Yetkisiz Sorumlular İş Güvenliği Uzmanları

Türkiye, iş cinayetlerinde Avrupa’nın zirvesinde yer almaya devam ederken, her yeni iş kazası yalnızca can kaybı üzerinden tartışılmakta, asıl yapısal sorunlar gölgede bırakılarak, tartışılmamaktadır. Oysa sorunun kaynağı basit bir “önlem alınmadı” meselesi olmaktan ziyade, işverenin sorumluluklarını fiilen yerine getirmediği, kamu denetiminin etkisiz kaldığı ve iş güvenliği profesyonellerinin sembolik aktörlere dönüştürüldüğü bir sistemin ısrarla işletilmesidir. 2012 […]

Türkiye, iş cinayetlerinde Avrupa’nın zirvesinde yer almaya devam ederken, her yeni iş kazası yalnızca can kaybı üzerinden tartışılmakta, asıl yapısal sorunlar gölgede bırakılarak, tartışılmamaktadır. Oysa sorunun kaynağı basit bir “önlem alınmadı” meselesi olmaktan ziyade, işverenin sorumluluklarını fiilen yerine getirmediği, kamu denetiminin etkisiz kaldığı ve iş güvenliği profesyonellerinin sembolik aktörlere dönüştürüldüğü bir sistemin ısrarla işletilmesidir.

2012 yılında yürürlüğe giren 6331 sayılı İş Sağlığı ve Güvenliği Kanunu, Avrupa Birliği normlarına uygun biçimde işveren sorumluluğunu merkeze alarak detaylı bir sorumluluk tanımı yapmıştır. Risk değerlendirmesi, çalışan eğitimi, işyeri ortam gözetimi gibi birçok konuda yükümlülük doğrudan işverene verilmiştir.

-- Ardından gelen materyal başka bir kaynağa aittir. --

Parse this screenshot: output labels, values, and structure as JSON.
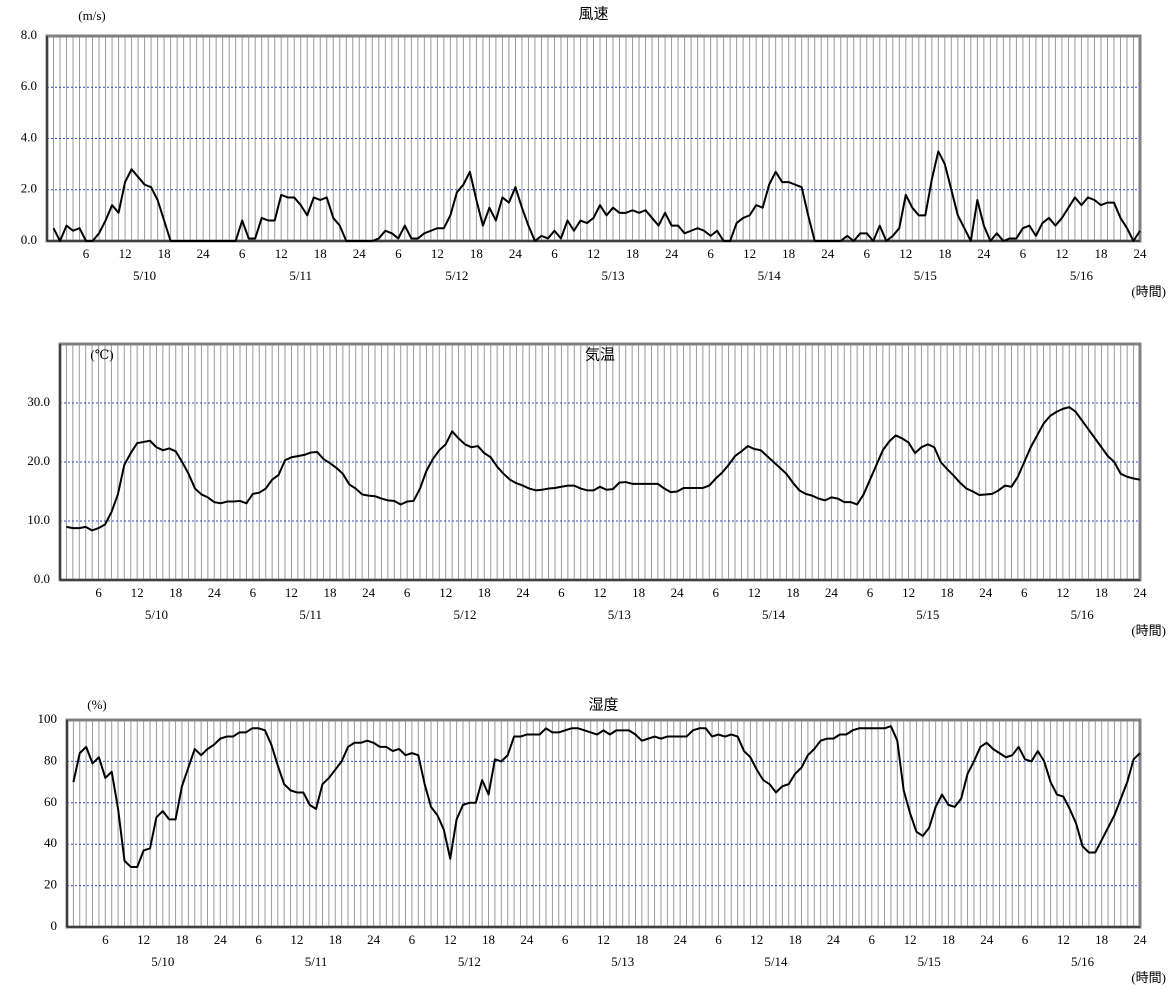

İş kazalarının temel sebepleri olarak öne çıkan “emniyetsiz davranış” ve “emniyetsiz ortam” gibi faktörler, çok uzun yıllardır bilinmesine rağmen sahada aynı tekrarlarla hızını kaybetmeksizin varlığını sürdürmektedir. Önümüzdeki tablo, Türkiye’de iş güvenliği politikasının sahadaki gerçek risklerle mücadele etmek yerine, belge üretmeye indirgenmiş yüzeysel bir simülasyondan ibaret olduğunu gösterir sayısız örneklerle dolmuştur. Denetimlerin göstermelik oluşu, yaptırımların caydırıcılıktan uzak olması ve işveren-sermaye lehine güçlendirilen yapısal tercihler, çalışanların korunmasına yönelik denge mekanizmalarını zayıflatmakta bu da yasanın sahada fiilen etkisiz kalmasına yol açmaktadır.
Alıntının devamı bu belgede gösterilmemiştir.